10 April 2017
The Importance of Arts Education
The value of education in the arts compared to science is of central importance. This question goes to the heart of what we teach our students and how we equip them for the world. It would be tempting to write “the world after education”, but there is no world after education. The creativity that is inspired by arts education is exactly the type of skill that will allow students to continue to learn and to think critically and creatively in an increasingly automated world. A recent “occupation” of part of the Tate Modern, arranged by the Institute of Education, aimed to provoke a discussion of arts education. The exhibition encouraged visitors to participate in workshops, and by taking part to express their own thoughts and feelings on the matter. This approach is reminiscent of the Reggio Emilia way of teaching. In Reggio Emilia, an area of Italy, a new educational approach pioneered encouraging students to express themselves.
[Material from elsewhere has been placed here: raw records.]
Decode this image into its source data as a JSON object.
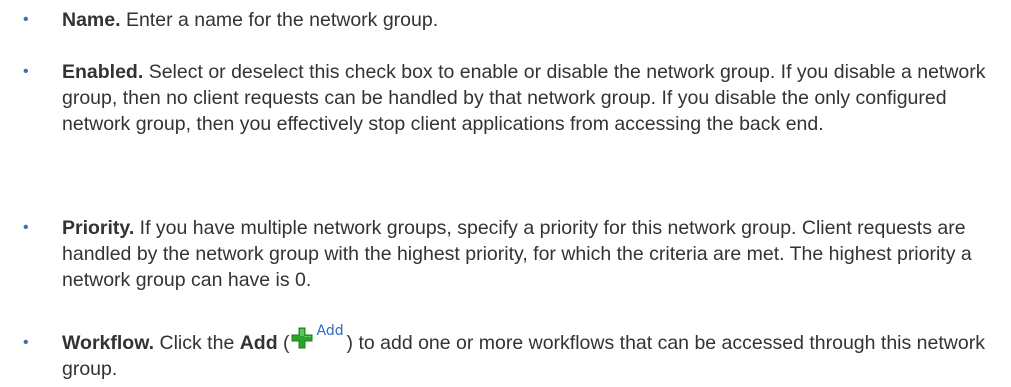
{
  "items": [
    {
      "term": "Name.",
      "text": " Enter a name for the network group."
    },
    {
      "term": "Enabled.",
      "text": " Select or deselect this check box to enable or disable the network group. If you disable a network group, then no client requests can be handled by that network group. If you disable the only configured network group, then you effectively stop client applications from accessing the back end."
    },
    {
      "term": "Priority.",
      "text": " If you have multiple network groups, specify a priority for this network group. Client requests are handled by the network group with the highest priority, for which the criteria are met. The highest priority a network group can have is 0."
    },
    {
      "term": "Workflow.",
      "text_before": " Click the ",
      "bold_inline": "Add",
      "paren_open": " (",
      "icon_label": "Add",
      "text_after": ") to add one or more workflows that can be accessed through this network group."
    }
  ],
  "bullet_glyph": "•",
  "icon": "green-plus-add-icon",
  "colors": {
    "text": "#333333",
    "bullet": "#3a6fb0",
    "plus_icon": "#2aa52a",
    "icon_label": "#2f68c8"
  }
}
It tried, and continues to try, to allow students to attempt to use different ways of looking at familiar problems, and teachers are encouraged to learn alongside them. Those who wish to emulate the successes at maths and science found in Asian countries like Singapore may find this a questionable endeavour. However, artistic expression puts the responsibility on the student to think and to create. This makes the teaching of the arts a lot more rigorous than it may appear from the outside. In order to navigate a successful path through the new world of digitisation and automation, we may need to get a bit more arty.
02 February 2017
Limits to Student Visas Are Bad for Everyone
It is only days since President Donald Trump issued his executive order banning people from several countries from travel to the United States, and already the presidents of universities including Columbia, Stanford and Harvard are calling for it to be rescinded. This is not surprising, because it is self-evidently bad for higher education. However, it is not the only threat to students who wish to travel for their education. The Home Office is threatening to restrict student visas to the UK, which would be a terrible and costly decision, denying the benefits of a degree to the student, the academic institution and to both Britain and the student’s home country. Furthermore, Brexit (Britain’s exit from the EU) could create even further barriers to international students who wish to come to this country, and risk a rise in fees which would further polarise the gap between richer and more established universities and the rest. These are troubling times for the phenomenon of the international student, something which enriches both our economy and our culture.
01 January 2017
The New Term in London
At this point in the year, university students are preparing for the new term with renewed vigour after a well-earned break. It is time to concentrate very hard on devising a feasible schedule for both attending lectures and seminars, and balancing the time devoted to essay writing and research. The key is to start early and have a plan.
17 December 2016
The End of Autumn Term 2015
Mid-December is here and the term is ending for most of us. Many students are preparing to travel back to their home countries over the holiday period. It is a brilliant time to have a rest from the hard work of academic life, and perhaps even some winter sun! May all the international students in the UK who are travelling home have a safe and pleasant journey. Hopefully everyone will return refreshed in the New Year.
10 November 2016
Autumn Comes to London
Autumn has come to the capital city once again. Will it be a season of mist and mellow fruitfullness for you, or a time of pressure and impossible deadlines? It is your decision! If you make sure that you have the books you need and read the right chapters before your lectures, you will be able to produce high-quality work on time. If you do not do this, you will not be able to: it really is that simple. Get organised and enjoy watching the leaves on the trees turn from green to brown. Or fail to organise, and watch your hair turning grey. Here at Bond English, we have tried both of these approaches, and the first one is a lot more fun.
03 June 2016
Choosing The Right Course
This is an incredibly tough decision for some prospective students. UK undergraduate courses are much more specific and self-contained than similar university courses in the United States, where the course may consist of very diverse modules. It is therefore key to choose wisely: it may, after all, affect your entire career afterwards. However, in the interests of sustaining motivation throughout the course of study, picking a course which you actually enjoy may be more beneficial than applying for a course which seems to offer professional success, but which you do not really like. Thus a balance must be struck between accepting that studying involves a certain level of hard work, and following your heart in choosing to study something that you love.
20 April 2016
This is officially the most stressful time of year for students at university in the UK. If a student has been diligently attending lectures and paying attention to the theory and skills being taught, applying them under the rigorous conditions of the examinations hall should be an opportunity to shine. Revision is essential, but do not under any circumstances leave it until the last moment. As usual, planning is crucial: work out how much time you have to revise for each of your course modules and make that time count by preparing answers to the questions on past papers.